在计算机科学中,符号表是语言转换器(如:编译器或解释器)使用的一种数据结构,其中程序源码中的每个标识符(或符号)、常数、过程和函数都与其在源码中的声明或appearance相关的信息相关联。换句话说,符号表的条目存储了与该条目对应的符号相关的信息。
A compiler may use one large symbol table for all symbols or use separated, hierarchical symbol tables for different scopes.
编译器可以对所有符号使用一个大的符号表,也可以对不同的作用域使用分离的、分层的符号表。
A common data structure used to implement symbol tables is the hash table.
用于实现符号表的常见数据结构是哈希表。
As the lexical analyser spends a great proportion of its time looking up the symbol table, this activity has a crucial effect on the overall speed of the compiler. A symbol table must be organised in such a way that entries can be found as quickly as possible.
由于词法分析器要花费大量的时间查找符号表,因此这个活动对编译器的总体速度有至关重要的影响。符号表必须以这样一种方式组织,条目可以尽快找到。
Applications
An object file will contain a symbol table of the identifiers it contains that are externally visible. During the linking of different object files, a linker will identify and resolve these symbol references. Usually all undefined external symbols will be searched for in one or more object libraries. If a module is found that defines that symbol it is linked with together with the first object file, and any undefined external identifiers are added to the list of identifiers to be looked up. This process continues until all external references have been resolved. It is an error if one or more remains unresolved at the end of the process.
一个目标文件将包含一个符号表,它所包含的标识符是对外可见的。在链接不同的目标文件期间,链接器将识别和解析这些符号引用。通常,所有未定义的外部符号会在一个或者多个目标库中搜索。如果找到定义该符号的模块,则将其与第一个目标文件链接在一起,并且将所有未定义的外部标识符添加到要查找的标识符列表中。此过程将继续进行,直到所有外部引用都已解析完毕。如果在该过程结束时,有一个或者多个仍未找到,则被认为出错。
While reverse engineering an executable, many tools refer to the symbol table to check what addresses have been assigned to global variables and known functions. If the symbol table has been stripped or cleaned out before being converted into an executable, tools will find it harder to determine addresses or understand anything about the program.
在对可执行文件进行逆向工程时,许多工具会参考符号表来检查给全局变量和已知函数分配了哪些地址。如果符号表在转换为可执行文件之前已经被剥离或清除,那么工具将很难确定地址或理解有关程序的任何内容。
Example
// Declare an external function
extern double bar(double x);
// Define a public function
double foo(int count)
{
double sum = 0.0;
// Sum all the values bar(1) to bar(count)

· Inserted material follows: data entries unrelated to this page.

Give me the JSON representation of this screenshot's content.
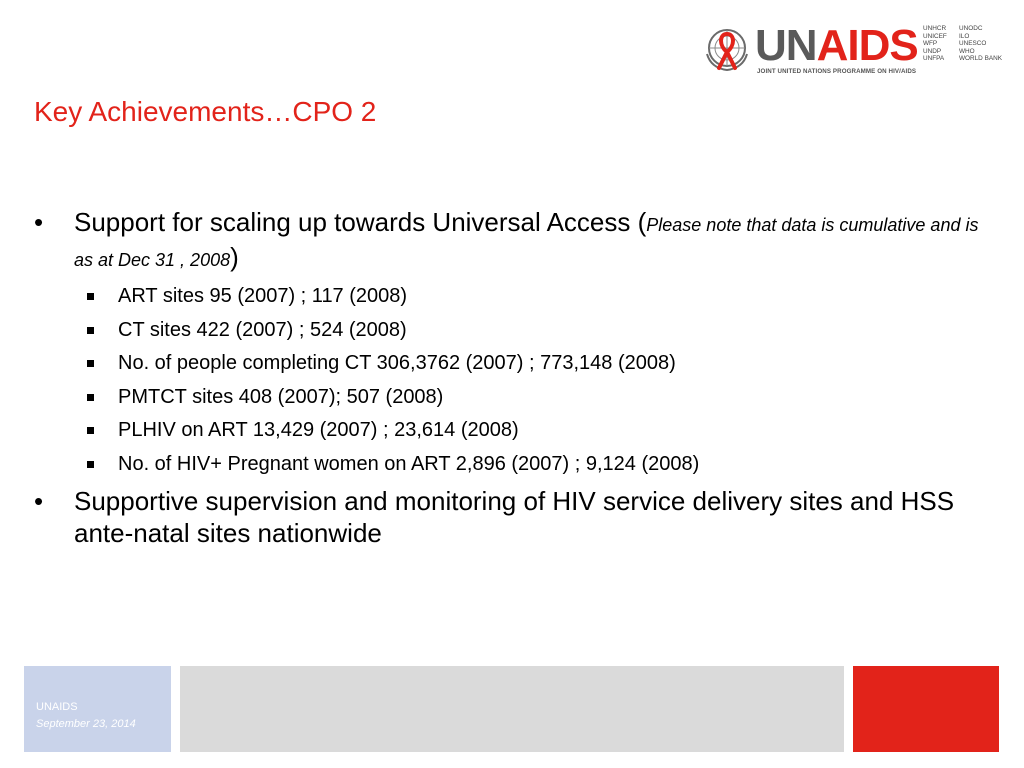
{
  "logo": {
    "un": "UN",
    "aids": "AIDS",
    "tagline": "JOINT UNITED NATIONS PROGRAMME ON HIV/AIDS",
    "cosponsors_col1": [
      "UNHCR",
      "UNICEF",
      "WFP",
      "UNDP",
      "UNFPA"
    ],
    "cosponsors_col2": [
      "UNODC",
      "ILO",
      "UNESCO",
      "WHO",
      "WORLD BANK"
    ]
  },
  "title": "Key Achievements…CPO 2",
  "bullets": {
    "b1_text": "Support for scaling up towards Universal Access (",
    "b1_note": "Please note that data is cumulative and is as at Dec 31 , 2008",
    "b1_close": ")",
    "sub": [
      "ART sites  95 (2007) ; 117 (2008)",
      "CT sites  422 (2007) ; 524 (2008)",
      "No. of people completing CT 306,3762 (2007) ; 773,148 (2008)",
      "PMTCT sites 408 (2007);  507 (2008)",
      "PLHIV on ART 13,429 (2007) ; 23,614 (2008)",
      "No. of HIV+ Pregnant women on ART  2,896 (2007) ; 9,124 (2008)"
    ],
    "b2_text": "Supportive supervision and monitoring of HIV service delivery sites and HSS ante-natal sites nationwide",
    "bullet_char": "•"
  },
  "footer": {
    "org": "UNAIDS",
    "date": "September 23, 2014"
  },
  "colors": {
    "accent_red": "#e2231a",
    "footer_blue": "#c9d3ea",
    "footer_gray": "#dadada"
  }
}
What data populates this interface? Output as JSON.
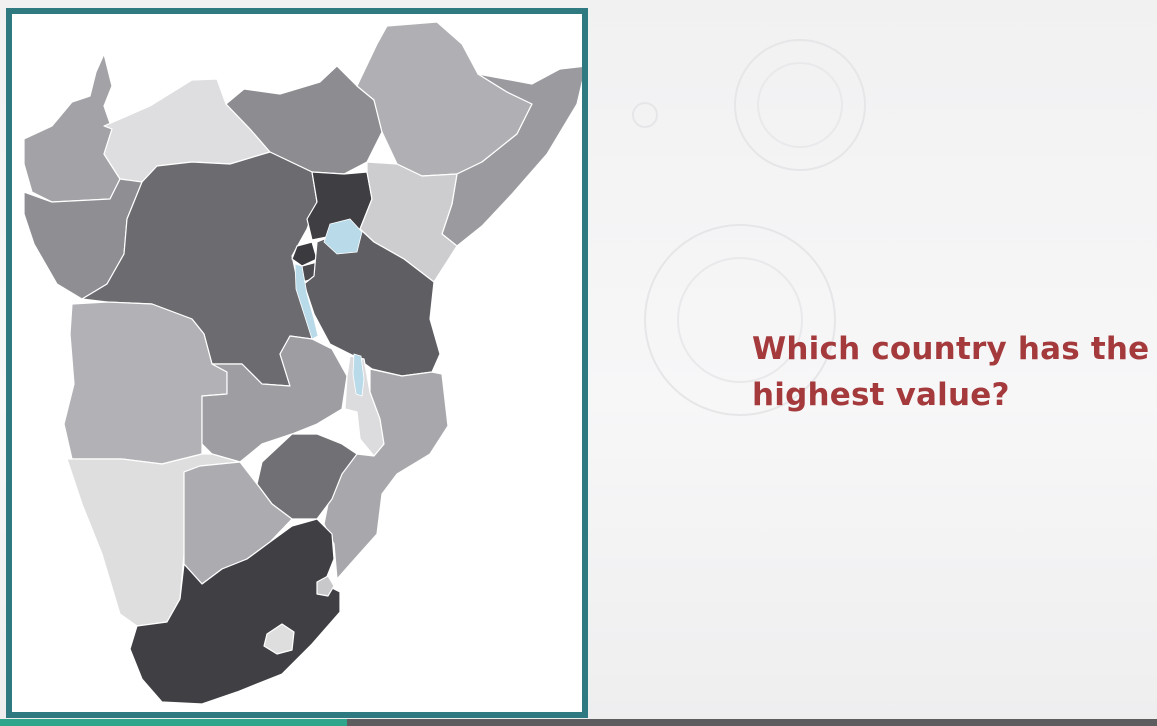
{
  "question": "Which country has the highest value?",
  "colors": {
    "frame_border": "#2f7a80",
    "question_text": "#a43a3c",
    "lake": "#b9dbe9",
    "progress_fill": "#2fa58c"
  },
  "video_progress": 0.3
}
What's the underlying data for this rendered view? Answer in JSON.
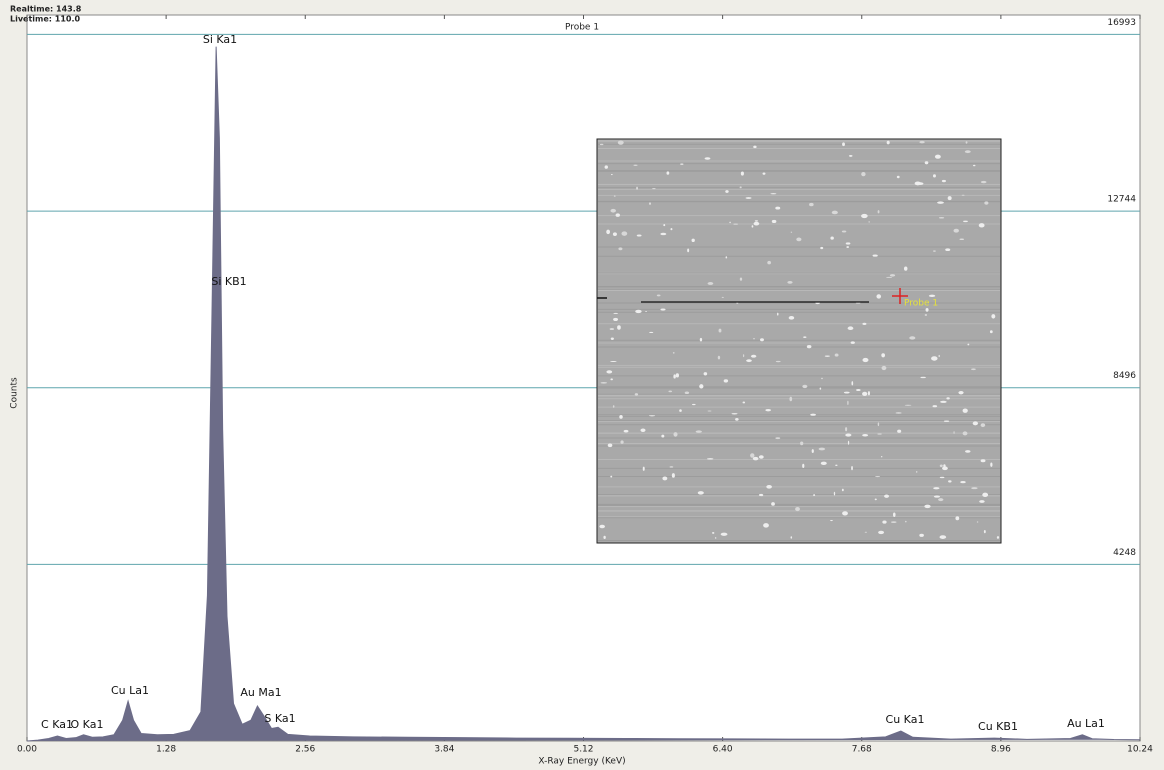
{
  "realtime": "Realtime: 143.8",
  "livetime": "Livetime: 110.0",
  "chart_data": {
    "type": "spectrum",
    "title": "Probe 1",
    "x_label": "X-Ray Energy (KeV)",
    "y_label": "Counts",
    "color": "#6c6c88",
    "grid_color": "#5fa5ad",
    "grid": true,
    "xlim": [
      0,
      10.24
    ],
    "xticks": [
      {
        "value": 0,
        "label": "0.00"
      },
      1.28,
      2.56,
      3.84,
      5.12,
      {
        "value": 6.4,
        "label": "6.40"
      },
      7.68,
      8.96,
      10.24
    ],
    "ylim": [
      0,
      17460
    ],
    "yticks": [
      4248,
      8496,
      12744,
      16993
    ],
    "x": [
      0,
      0.1,
      0.2,
      0.28,
      0.36,
      0.45,
      0.52,
      0.6,
      0.7,
      0.8,
      0.88,
      0.93,
      0.98,
      1.05,
      1.2,
      1.35,
      1.5,
      1.6,
      1.66,
      1.7,
      1.74,
      1.77,
      1.8,
      1.84,
      1.9,
      1.98,
      2.06,
      2.12,
      2.18,
      2.25,
      2.31,
      2.4,
      2.6,
      3.0,
      3.5,
      4.0,
      4.5,
      5.0,
      5.5,
      6.0,
      6.5,
      7.0,
      7.5,
      7.9,
      8.04,
      8.15,
      8.5,
      8.9,
      9.2,
      9.6,
      9.71,
      9.8,
      10.0,
      10.24
    ],
    "values": [
      0,
      20,
      60,
      120,
      60,
      80,
      150,
      90,
      100,
      150,
      500,
      960,
      500,
      180,
      150,
      160,
      250,
      700,
      3500,
      10000,
      16700,
      14500,
      7500,
      3000,
      900,
      400,
      500,
      840,
      600,
      300,
      330,
      160,
      120,
      100,
      90,
      80,
      70,
      65,
      60,
      55,
      50,
      45,
      45,
      100,
      240,
      90,
      45,
      70,
      40,
      60,
      150,
      55,
      35,
      30
    ],
    "annotations": [
      "C Ka1",
      "O Ka1",
      "Cu La1",
      "Si Ka1",
      "Si KB1",
      "Au Ma1",
      "S Ka1",
      "Cu Ka1",
      "Cu KB1",
      "Au La1"
    ],
    "inset_probe_label": "Probe 1"
  }
}
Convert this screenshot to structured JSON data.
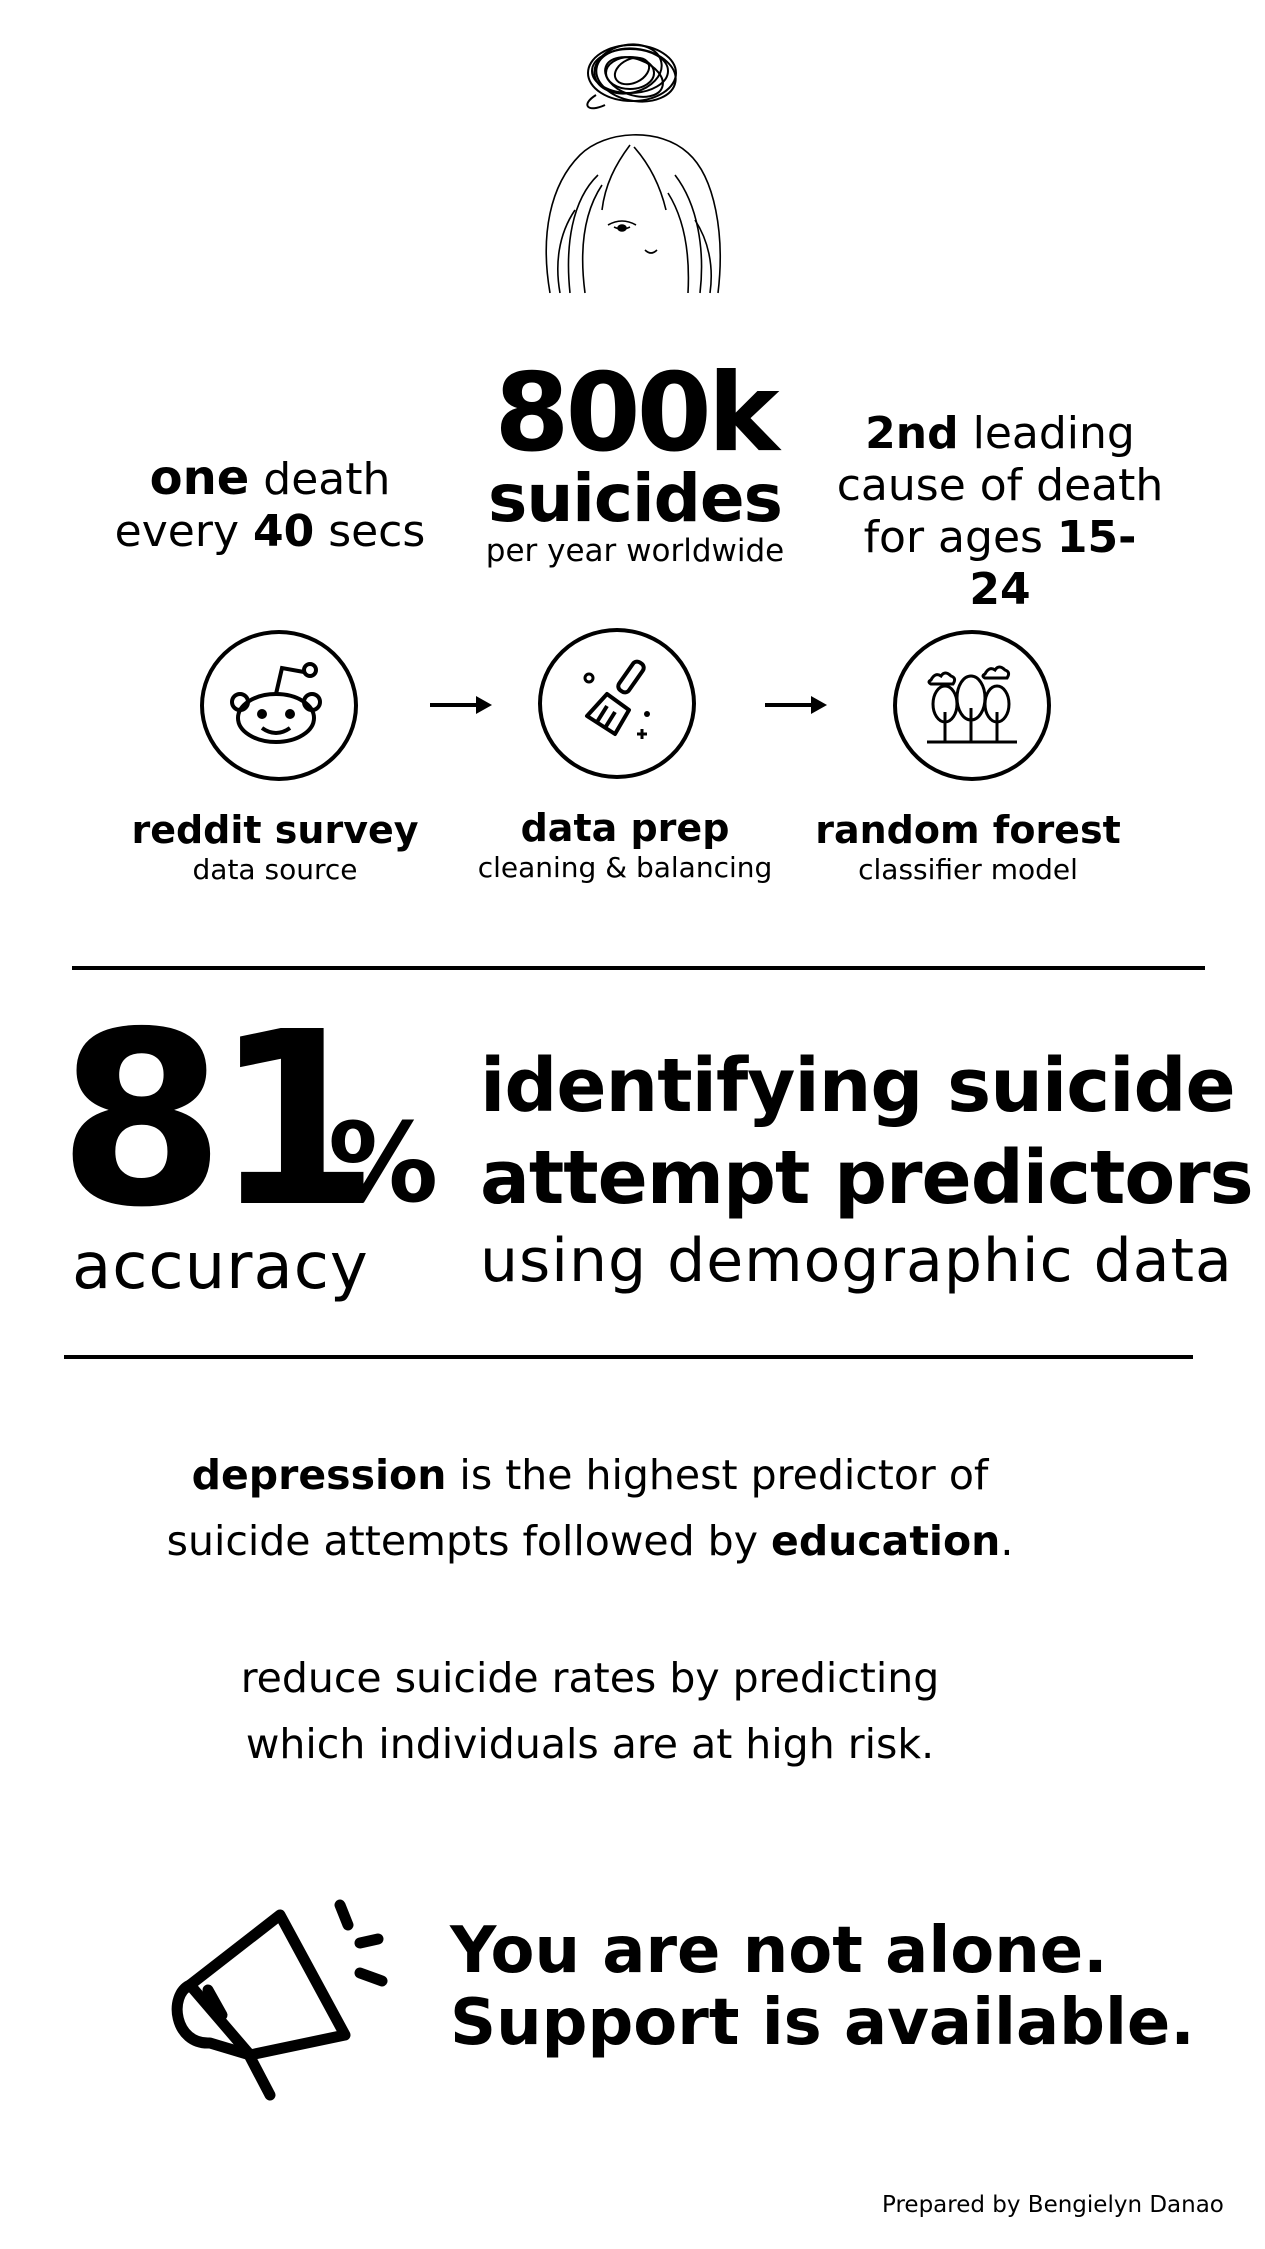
{
  "stats": {
    "left": {
      "bold_word": "one",
      "after_bold": " death",
      "line2_pre": "every ",
      "line2_bold": "40",
      "line2_post": " secs"
    },
    "center": {
      "number": "800k",
      "label": "suicides",
      "sub": "per year worldwide"
    },
    "right": {
      "bold_word": "2nd",
      "after_bold": " leading",
      "line2": "cause of death",
      "line3_pre": "for ages ",
      "line3_bold": "15-24"
    }
  },
  "pipeline": {
    "steps": [
      {
        "title": "reddit survey",
        "subtitle": "data source",
        "icon": "reddit-icon"
      },
      {
        "title": "data prep",
        "subtitle": "cleaning & balancing",
        "icon": "cleaning-brush-icon"
      },
      {
        "title": "random forest",
        "subtitle": "classifier model",
        "icon": "forest-trees-icon"
      }
    ],
    "arrow_icon": "arrow-right-icon"
  },
  "result": {
    "number": "81",
    "percent_sign": "%",
    "label": "accuracy",
    "headline_line1": "identifying suicide",
    "headline_line2": "attempt predictors",
    "headline_sub": "using demographic data"
  },
  "findings": {
    "p1_bold1": "depression",
    "p1_mid": " is the highest predictor of",
    "p1_line2_pre": "suicide attempts followed by ",
    "p1_bold2": "education",
    "p1_end": ".",
    "p2_line1": "reduce suicide rates by predicting",
    "p2_line2": "which individuals are at high risk."
  },
  "cta": {
    "line1": "You are not alone.",
    "line2": "Support is available.",
    "icon": "megaphone-icon"
  },
  "credit": "Prepared by Bengielyn Danao",
  "colors": {
    "ink": "#000000",
    "background": "#ffffff"
  }
}
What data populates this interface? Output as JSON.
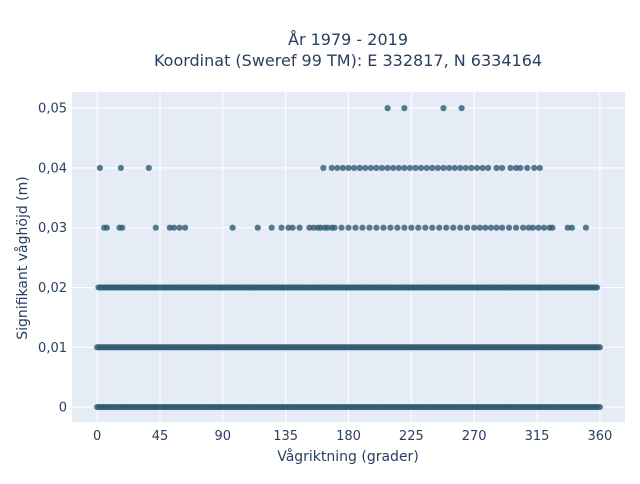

for (int i = 1; i <= count; i++)
sum += bar((double) i);
return sum;
}
A C compiler that parses this code will contain at least the following symbol table entries:
解析此代码的C编译器将至少包含以下符号表项:
Symbol name | Type | Scope |
---|---|---|
bar | function, double | extern |
x | double | function parameter |
foo | function, double | global |
count | int | function parameter |
sum | double | block local |
i | int | for-loop statement |
In addition, the symbol table will also contain entries generated by the compiler for intermediate expression values (e.g., the expression that casts the i loop variable into a double, and the return value of the call to function bar()), statement labels, and so forth.
此外,符号表还将包含由编译器为中间表达式值(例如,将i循环变量转换为double类型的表达式,以及调用函数bar()的返回值)、语句标签等生成的条目。